Now if you want to tell me again how exactly it is that ++i executes faster, I'm all ears. As for the original statement,
prefix increment can be faster than postfix, but never slower, this is completely wrong. Consider:
j = array[i++] vs. j = array[++i] (ignore that these are two different values)
add temp,i,0 ; store i in temp
inc i ; increment i
st j, array(temp) ; store result in j
vs.
inc i
st j, array(i)
Which one happens faster? Neither if your compiler sucks. If the compiler is doing its job, the first one will execute faster due to the RAW stall of the second. So the stalls are exceptionally important.

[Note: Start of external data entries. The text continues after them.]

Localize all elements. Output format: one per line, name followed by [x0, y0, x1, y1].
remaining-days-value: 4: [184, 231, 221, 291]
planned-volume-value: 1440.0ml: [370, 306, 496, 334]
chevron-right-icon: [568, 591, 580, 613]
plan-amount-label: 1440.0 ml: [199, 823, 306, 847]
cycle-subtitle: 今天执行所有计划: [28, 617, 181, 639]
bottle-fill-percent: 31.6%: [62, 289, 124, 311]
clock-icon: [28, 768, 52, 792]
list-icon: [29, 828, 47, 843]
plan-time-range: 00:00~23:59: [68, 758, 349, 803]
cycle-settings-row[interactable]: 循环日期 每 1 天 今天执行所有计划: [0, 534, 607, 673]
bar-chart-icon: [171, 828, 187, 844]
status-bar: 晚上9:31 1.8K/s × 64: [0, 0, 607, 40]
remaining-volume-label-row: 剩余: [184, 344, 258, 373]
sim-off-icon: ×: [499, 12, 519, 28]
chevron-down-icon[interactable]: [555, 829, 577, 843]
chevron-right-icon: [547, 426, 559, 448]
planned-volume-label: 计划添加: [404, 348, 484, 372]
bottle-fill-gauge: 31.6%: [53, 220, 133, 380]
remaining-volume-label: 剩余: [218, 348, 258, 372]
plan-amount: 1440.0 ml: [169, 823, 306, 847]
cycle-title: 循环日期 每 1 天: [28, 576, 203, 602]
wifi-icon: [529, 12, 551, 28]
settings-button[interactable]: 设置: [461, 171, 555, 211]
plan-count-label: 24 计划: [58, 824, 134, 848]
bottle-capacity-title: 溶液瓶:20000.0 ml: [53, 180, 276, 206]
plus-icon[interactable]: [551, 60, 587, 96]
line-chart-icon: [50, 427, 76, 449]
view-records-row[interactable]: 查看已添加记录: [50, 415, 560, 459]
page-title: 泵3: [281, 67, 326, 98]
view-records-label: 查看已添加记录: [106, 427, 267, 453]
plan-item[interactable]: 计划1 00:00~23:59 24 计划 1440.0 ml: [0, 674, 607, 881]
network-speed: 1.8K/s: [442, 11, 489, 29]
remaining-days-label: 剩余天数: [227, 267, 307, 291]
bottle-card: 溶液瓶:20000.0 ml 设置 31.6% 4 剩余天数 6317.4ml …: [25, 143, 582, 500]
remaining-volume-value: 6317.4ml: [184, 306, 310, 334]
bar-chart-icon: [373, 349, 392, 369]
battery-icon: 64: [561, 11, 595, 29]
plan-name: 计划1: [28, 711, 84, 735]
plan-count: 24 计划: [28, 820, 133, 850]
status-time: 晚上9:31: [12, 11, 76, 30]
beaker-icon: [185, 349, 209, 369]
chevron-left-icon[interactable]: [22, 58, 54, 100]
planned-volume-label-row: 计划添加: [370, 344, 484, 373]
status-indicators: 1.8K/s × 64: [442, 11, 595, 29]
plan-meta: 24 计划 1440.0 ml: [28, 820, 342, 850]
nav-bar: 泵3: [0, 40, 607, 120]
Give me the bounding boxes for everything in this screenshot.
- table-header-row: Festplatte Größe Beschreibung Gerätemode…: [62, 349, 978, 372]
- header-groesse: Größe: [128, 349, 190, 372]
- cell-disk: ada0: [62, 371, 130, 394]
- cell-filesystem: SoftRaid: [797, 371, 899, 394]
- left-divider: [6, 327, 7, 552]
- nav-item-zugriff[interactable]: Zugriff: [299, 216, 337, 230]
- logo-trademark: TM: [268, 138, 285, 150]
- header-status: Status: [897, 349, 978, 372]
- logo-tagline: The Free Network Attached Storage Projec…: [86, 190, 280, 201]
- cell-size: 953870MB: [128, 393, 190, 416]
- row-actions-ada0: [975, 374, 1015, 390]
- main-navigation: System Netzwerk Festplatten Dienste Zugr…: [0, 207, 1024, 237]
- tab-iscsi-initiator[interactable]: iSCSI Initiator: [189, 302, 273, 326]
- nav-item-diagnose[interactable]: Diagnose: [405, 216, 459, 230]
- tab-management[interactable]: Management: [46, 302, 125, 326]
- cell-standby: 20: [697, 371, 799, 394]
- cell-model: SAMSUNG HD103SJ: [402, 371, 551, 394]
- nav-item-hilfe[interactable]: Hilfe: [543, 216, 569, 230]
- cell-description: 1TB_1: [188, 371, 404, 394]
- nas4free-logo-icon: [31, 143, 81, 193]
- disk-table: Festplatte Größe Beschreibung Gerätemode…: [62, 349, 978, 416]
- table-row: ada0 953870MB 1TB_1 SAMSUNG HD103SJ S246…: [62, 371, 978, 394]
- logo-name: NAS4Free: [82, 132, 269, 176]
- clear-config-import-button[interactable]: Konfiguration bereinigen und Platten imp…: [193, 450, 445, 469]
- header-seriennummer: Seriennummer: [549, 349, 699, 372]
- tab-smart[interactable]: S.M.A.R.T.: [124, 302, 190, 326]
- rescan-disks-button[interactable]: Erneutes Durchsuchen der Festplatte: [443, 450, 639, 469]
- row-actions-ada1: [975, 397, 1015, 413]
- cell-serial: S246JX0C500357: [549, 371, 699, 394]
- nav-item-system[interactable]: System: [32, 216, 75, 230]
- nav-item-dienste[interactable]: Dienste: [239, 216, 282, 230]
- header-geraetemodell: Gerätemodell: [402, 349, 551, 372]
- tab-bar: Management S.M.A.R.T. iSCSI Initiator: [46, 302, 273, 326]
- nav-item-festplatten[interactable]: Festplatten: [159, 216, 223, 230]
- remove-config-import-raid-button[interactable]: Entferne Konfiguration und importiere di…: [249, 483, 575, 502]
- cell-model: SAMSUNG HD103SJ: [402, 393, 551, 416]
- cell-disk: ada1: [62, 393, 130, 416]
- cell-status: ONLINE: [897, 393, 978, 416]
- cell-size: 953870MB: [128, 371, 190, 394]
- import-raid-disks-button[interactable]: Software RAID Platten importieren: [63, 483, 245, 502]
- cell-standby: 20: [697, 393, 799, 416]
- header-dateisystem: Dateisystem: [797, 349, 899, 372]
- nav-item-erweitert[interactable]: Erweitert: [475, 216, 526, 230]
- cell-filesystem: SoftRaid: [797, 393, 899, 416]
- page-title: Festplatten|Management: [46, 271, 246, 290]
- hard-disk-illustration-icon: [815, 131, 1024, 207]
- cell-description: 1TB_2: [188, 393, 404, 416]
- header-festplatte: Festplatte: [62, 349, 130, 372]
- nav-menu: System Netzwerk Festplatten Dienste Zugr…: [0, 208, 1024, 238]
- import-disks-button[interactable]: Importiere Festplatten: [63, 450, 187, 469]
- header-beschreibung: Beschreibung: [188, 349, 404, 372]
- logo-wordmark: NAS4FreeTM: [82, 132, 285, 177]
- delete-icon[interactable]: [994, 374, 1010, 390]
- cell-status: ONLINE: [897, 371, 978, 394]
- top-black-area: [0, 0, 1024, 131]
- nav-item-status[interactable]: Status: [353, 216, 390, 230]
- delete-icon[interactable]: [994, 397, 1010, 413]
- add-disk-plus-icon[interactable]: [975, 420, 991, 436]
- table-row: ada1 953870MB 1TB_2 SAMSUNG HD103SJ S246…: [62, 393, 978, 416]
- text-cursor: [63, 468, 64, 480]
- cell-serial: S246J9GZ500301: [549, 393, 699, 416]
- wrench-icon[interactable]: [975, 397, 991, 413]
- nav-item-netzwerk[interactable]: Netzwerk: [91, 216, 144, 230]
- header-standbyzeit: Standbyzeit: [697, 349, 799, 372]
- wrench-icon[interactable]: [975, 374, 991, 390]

Point is, the only metric for measuring how quickly code executes is in clock cycles, and you can't determine clock cycles if you don't understand the hardware. Feel free to disagree if you like, but you'll be wrong if you do so. I have a Master's in Computer Engineering with a specialty in processor architecture. I have several other people with Ph.D's in Computer Engineering who concur with what I have said. If you want to ask ANY other computer engineer with such specialties, feel free. They'll tell you the same thing. The claims that ++i may occasionally run faster than i++ may have been valid in older architectures, but like I said, this is no longer the case.